THE LAW OF LIABILITY WAIVERS
Under Massachusetts law, signing such waivers generally (and I stress the word generally), precludes somebody from pursuing an ordinary negligence claim against the company or individual providing the service or equipment involved in the activity. Our courts have shown a consistent willingness to allow people to voluntarily give up their right to sue for ordinary negligence in exchange for the ability to participate in an inherently dangerous activity.
THE EXCEPTIONS TO THE LAW OF LIABILITY WAIVERS
Every rule has its exceptions and the rule on waivers is no different. One notable exception which was enacted into law is that gyms and fitness centers cannot rely for protection on such waivers. The law states that “No contract for health club services may contain any provisions whereby the buyer agrees not to assert against the seller or any assignee or transferee of the health club services contract any claim or defense arising out of the health club services contract or the buyer’s activities at the health club”.

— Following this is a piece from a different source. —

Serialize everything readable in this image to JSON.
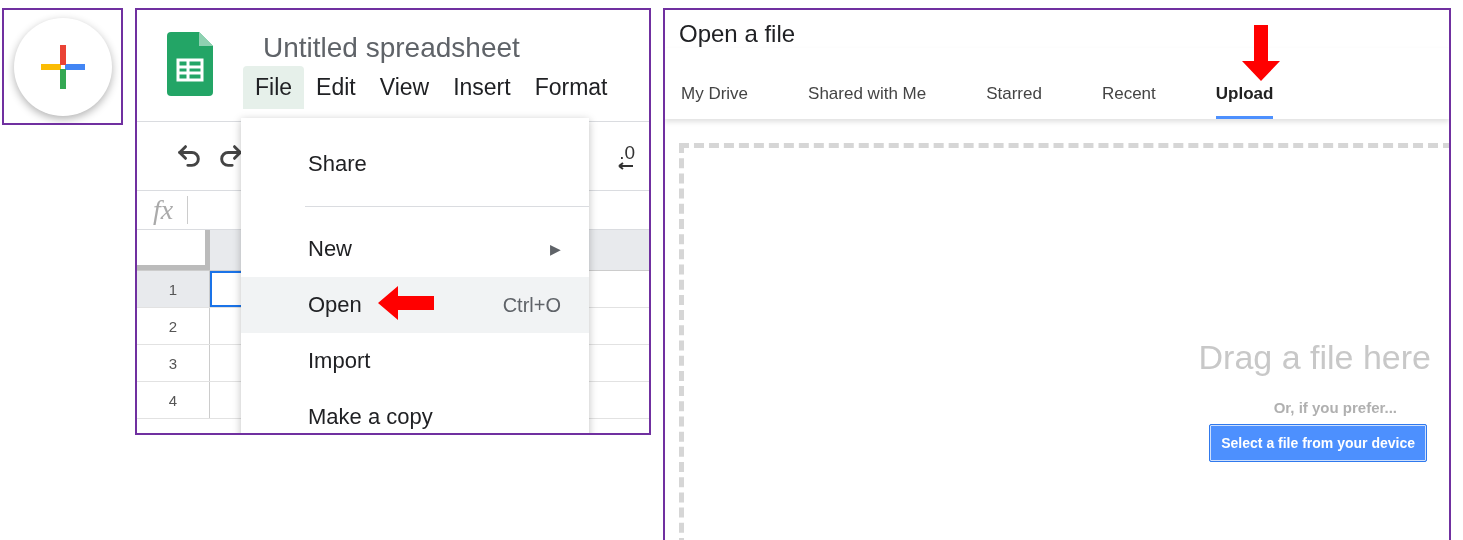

Also, if the waiver was obtained by fraud or coercion a court will likely deem it to be unenforceable. Finally, a waiver cannot provide protection from an act deemed to be a violation of a law. Although Massachusetts law has favored the enforcement of such waivers for ordinary negligence, a party cannot protect itself from liability for grossly negligent acts or reckless acts. So, a careful examination of the facts of each case is critical.
WHAT IS GROSS NEGLIGENCE
Our courts have stated that gross negligence is “an act or omission respecting legal duty of an aggravated character as distinguished from a mere failure to exercise ordinary care.” “Gross negligence is substantially and appreciably higher in magnitude than ordinary negligence.... It is very great negligence, or the absence of slight diligence, or the want of even scant care.... Gross negligence is a manifestly smaller amount of watchfulness and circumspection than the circumstances require of a person of ordinary prudence.” “Momentary inattention in a situation of “great and immediate danger” may constitute gross negligence. “
As you can see, the analysis as to what constitutes gross negligence is nuanced, fact specific and highly legalistic. It is a legal conclusion that should not be drawn without the assistance of a thorough investigation and an experienced injury attorney.
YOU SIGNED A WAIVER. YOU GOT HURT. THE BOTTOM LINE.
If you signed a waiver prior to participating in an activity and you were injured during that activity due to the business’ ordinary negligence there is a chance the waiver you signed will prevent you from recovering damages. If your injury however was the result of gross negligence, or you were fraudulently induced to sign the waiver, you may be able to avoid the waiver and pursue a claim. Obviously, you should consult with an experienced injury lawyer to determine whether you have a valid claim or not. This is not the type of legal analysis that you should be making on your own as you may incorrectly assume you do not have a claim and mistakenly give up your legal right to compensation. That is EXACTLY what these businesses are hoping you will do.